Sheffield Clean Air Zone
- Sheffield Clean Air Zone traffic sign symbol
- Location: Sheffield
- Launched: 27 February 2023
- Technology: Automatic number plate recognition;
- Manager: Sheffield City Council
- Currency: Pound sterling
- Retailed: Online;
- Website: Clean Air Zone Sheffield

= Sheffield Clean Air Zone =

Vehicle charging zone in Sheffield

The Sheffield Clean Air Zone (CAZ) is an area of Sheffield city centre where traffic is restricted to reduce air pollution. The Sheffield CAZ covers the area of the city within, and inclusive of, the Sheffield Inner Ring Road. It commenced operation on 27 February 2023 as a Class C Clean Air Zone.

==Implementation==
The Sheffield Clean Air Zone covers the entirety of the city centre within the Sheffield Inner Ring Road. Most of the inner ring road is included in the CAZ; however, most roundabouts on the inner ring road are not included, to allow vehicles to double back on themselves without entering the zone.

The Sheffield CAZ entered operation on 27 February 2023. It only applies to non-compliant commercial vehicles; private cars are exempt. As of September 2025, the current charges to enter the CAZ are £10 per day for taxis and large vans and £50 per day for buses, coaches and lorries. Exemptions and discounts are available for vehicles such as those partaking in educational school trips, those used for disability transport, or "hard to replace" vehicles such as road construction equipment.

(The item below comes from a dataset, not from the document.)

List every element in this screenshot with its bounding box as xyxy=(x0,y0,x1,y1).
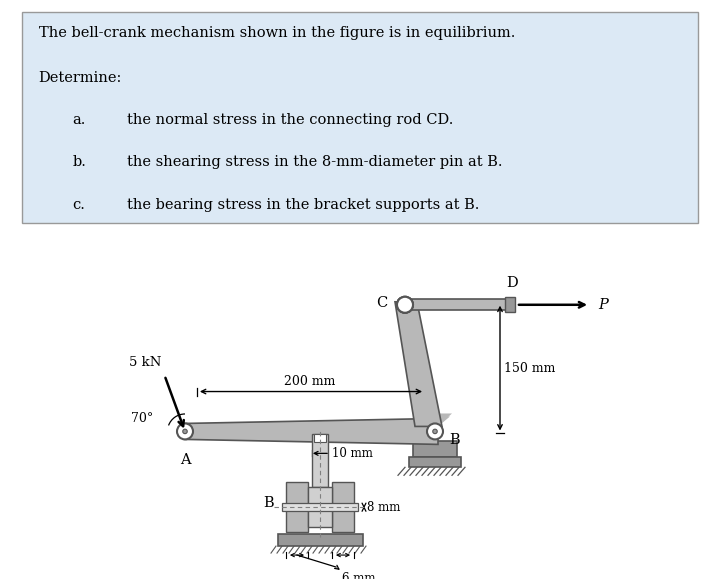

Enforcement of the CAZ is carried out using automatic number plate recognition (ANPR) cameras at all entry points to the zone. It is enforced 24 hours a day, 365 days a year.

==Impact==
The Sheffield Clean Air Zone raised more than £7.2 million in its first year of operation. In 2025, money raised by the Sheffield CAZ was invested into school road safety schemes across the city, including temporary road closures at school day start and end times outside five schools.